Clad in white with her head shaved, Tang Kim looks like any of the other Buddhist nuns praying by her side. But within, she suffers deep wounds.
She is a "killing fields" survivor searching for internal healing, having lived with the trauma of gang rape the Khmer Rouge inflicted on her nearly 30 years ago.
For the first time, her story is being told in a 30-minute documentary about rape of women by the Khmer Rouge, who prided themselves on adhering to a strict code of sexual conduct during their otherwise brutal rule from 1975 to 1979.
The film, by the genocide research group Documentation Center of Cambodia, offers another piece of evidence to a long-delayed tribunal to try surviving Khmer Rouge leaders for crimes against humanity.
The ultra-communist regime attempted to introduce radical policies, leading to the death of some 1.7 million Cambodians from starvation, overwork, disease and execution.
The incidence of rape during the Khmer Rouge era was widely known, but has so far received little publicity or research, in part because survivors are reluctant to tell their stories, said Youk Chhang, director of the documentation center.
Tang Kim, 51, decided to become a nun at a pagoda in Kampong Chhnang Province in central Cambodia in January.
"I'm happy living here. At the pagoda, I hear only the sounds of chanting every day. Everyone strives to seek the truth" by praying, she says in the film.
Before entering the monastery, the peasant woman felt that only revenge against her tormentors could help ease her pain.
She recounts in the film that three days after the Khmer Rouge killed her first husband in May 1975, she and seven other women were rounded up by the regime's soldiers to be raped and then murdered near a village in Kampong Chhnang.
LIKE ANIMALS
Three of them "pulled me away like animals tearing at their prey. They raped me so violently that I was bleeding profusely," she said, adding that she also expected to be murdered.
But she said she managed to flee when the soldiers, after raping her, set about killing a pregnant woman whose abdomen they cut open to take out the fetus.
"Only if you experienced it could you know how fearful it was, knowing your death was coming," Tang Kim says.
Her story speaks of the hypocrisy of a movement which laid down a strict code of conduct for its adherents and all those it enslaved.
Angkar, the regime's faceless but terrifying ruling machine, banned romance, forced many men and women into mass marriages and tortured or killed those who engaged in unsanctioned sexual relations.
The rules could be evaded, however, by accusing women of being the regime's enemies and thus subject to rape and execution, Youk Chhang said.

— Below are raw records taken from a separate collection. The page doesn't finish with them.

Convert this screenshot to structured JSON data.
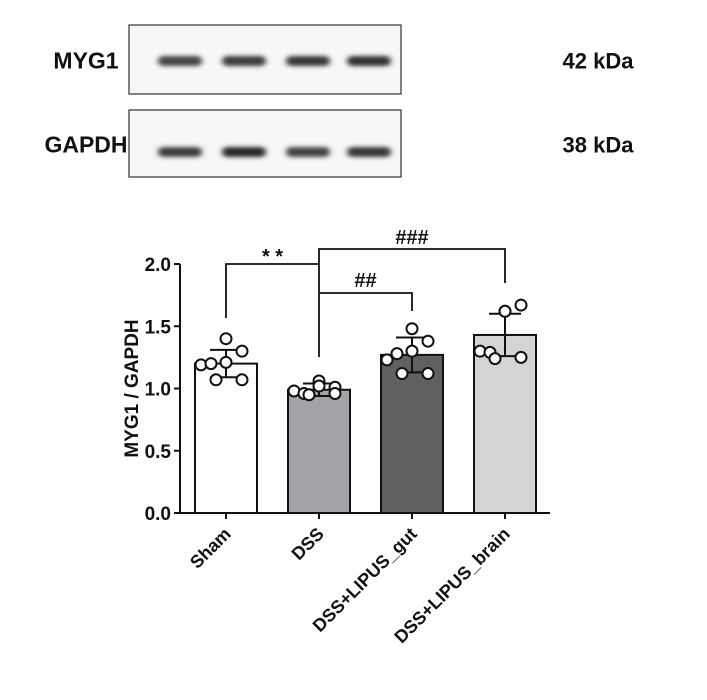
{
  "blot": {
    "rows": [
      {
        "label": "MYG1",
        "size": "42 kDa",
        "band_intensity": [
          0.75,
          0.8,
          0.85,
          0.9
        ]
      },
      {
        "label": "GAPDH",
        "size": "38 kDa",
        "band_intensity": [
          0.8,
          1.0,
          0.75,
          0.85
        ]
      }
    ]
  },
  "chart_data": {
    "type": "bar",
    "ylabel": "MYG1 / GAPDH",
    "xlabel": "",
    "ylim": [
      0,
      2.0
    ],
    "yticks": [
      "0.0",
      "0.5",
      "1.0",
      "1.5",
      "2.0"
    ],
    "grid": false,
    "categories": [
      "Sham",
      "DSS",
      "DSS+LIPUS_gut",
      "DSS+LIPUS_brain"
    ],
    "values": [
      1.2,
      0.99,
      1.27,
      1.43
    ],
    "sd": [
      0.11,
      0.05,
      0.14,
      0.17
    ],
    "bar_colors": [
      "#ffffff",
      "#a3a3a8",
      "#606060",
      "#d4d4d4"
    ],
    "points": [
      [
        1.4,
        1.3,
        1.21,
        1.19,
        1.2,
        1.07,
        1.07
      ],
      [
        1.06,
        1.01,
        1.02,
        0.98,
        0.96,
        0.95,
        0.96
      ],
      [
        1.48,
        1.38,
        1.3,
        1.23,
        1.28,
        1.12,
        1.12
      ],
      [
        1.62,
        1.67,
        1.62,
        1.3,
        1.29,
        1.24,
        1.25
      ]
    ],
    "annotations": [
      {
        "label": "**",
        "from": "Sham",
        "to": "DSS"
      },
      {
        "label": "##",
        "from": "DSS",
        "to": "DSS+LIPUS_gut"
      },
      {
        "label": "###",
        "from": "DSS",
        "to": "DSS+LIPUS_brain"
      }
    ]
  }
}
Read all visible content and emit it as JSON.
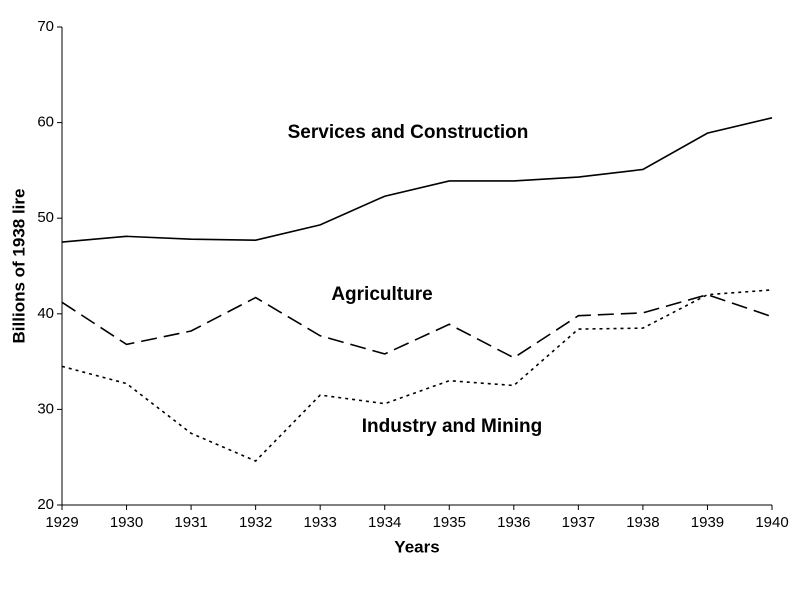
{
  "chart_data": {
    "type": "line",
    "x": [
      1929,
      1930,
      1931,
      1932,
      1933,
      1934,
      1935,
      1936,
      1937,
      1938,
      1939,
      1940
    ],
    "series": [
      {
        "name": "Services and Construction",
        "color": "#000000",
        "dash": "solid",
        "values": [
          47.5,
          48.1,
          47.8,
          47.7,
          49.3,
          52.3,
          53.9,
          53.9,
          54.3,
          55.1,
          58.9,
          60.5
        ]
      },
      {
        "name": "Agriculture",
        "color": "#000000",
        "dash": "dashed",
        "values": [
          41.2,
          36.8,
          38.2,
          41.7,
          37.7,
          35.8,
          38.9,
          35.4,
          39.8,
          40.1,
          42.0,
          39.7
        ]
      },
      {
        "name": "Industry and Mining",
        "color": "#000000",
        "dash": "dotted",
        "values": [
          34.5,
          32.7,
          27.5,
          24.6,
          31.5,
          30.6,
          33.0,
          32.5,
          38.4,
          38.5,
          42.0,
          42.5
        ]
      }
    ],
    "xlabel": "Years",
    "ylabel": "Billions of 1938 lire",
    "xlim": [
      1929,
      1940
    ],
    "xticks": [
      1929,
      1930,
      1931,
      1932,
      1933,
      1934,
      1935,
      1936,
      1937,
      1938,
      1939,
      1940
    ],
    "ylim": [
      20,
      70
    ],
    "yticks": [
      20,
      30,
      40,
      50,
      60,
      70
    ],
    "grid": false
  }
}
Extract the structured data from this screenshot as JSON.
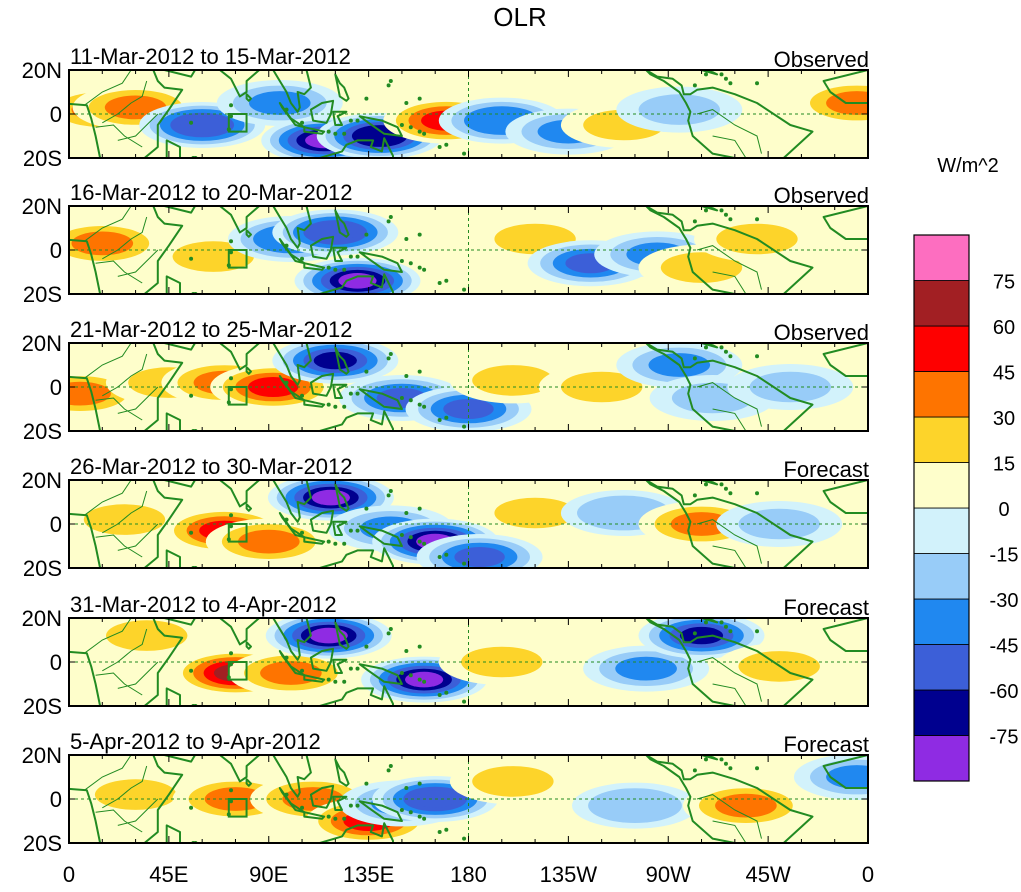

He said the center has so far identified some 168 cases of rape committed against women during the murderous regime. But Tang Kiom is the first survivor to have her experiences properly documented.
"We've found a few others but they did not come forward to tell their stories because of a fear of shame," he said.
Rachana Phat, the film's director, said she had learned about the case -- but without knowing that Tang Kim was still alive -- from the center's files, began her search and, by coincidence, ran into Tang Kim last August.
She said Tang Kim confirmed the killing of seven other women. But Rachana said the woman was reluctant to talk about her own agony until she was convinced how important it would be for educating a new Cambodian generation about the extent of the Khmer Rouge's inhumanity.
In the film, Tang Kim says she didn't tell her story to her second husband, whom she married in 1980 but left four years later.
She cries as she recalls sucking juice from a cornstalk to survive during her escape.
vindictive
Struggling for reconciliation, she nonetheless admits she can never stop feeling vindictive toward her Khmer Rouge attackers.
If any are still alive, she says, she would like them to be "taken to be killed so that I can have some peace of mind."
"Blood must be paid by blood. I want my dignity back," she says, her voice rising in anger.
Youk Chhang said that the film would be released on Monday and shown with English, French and Japanese subtitles. It will also be screened every day for visitors at the Tuol Sleng Genocide Museum, a former Khmer Rouge prison in Phnom Penh where some 16,000 people were jailed before execution.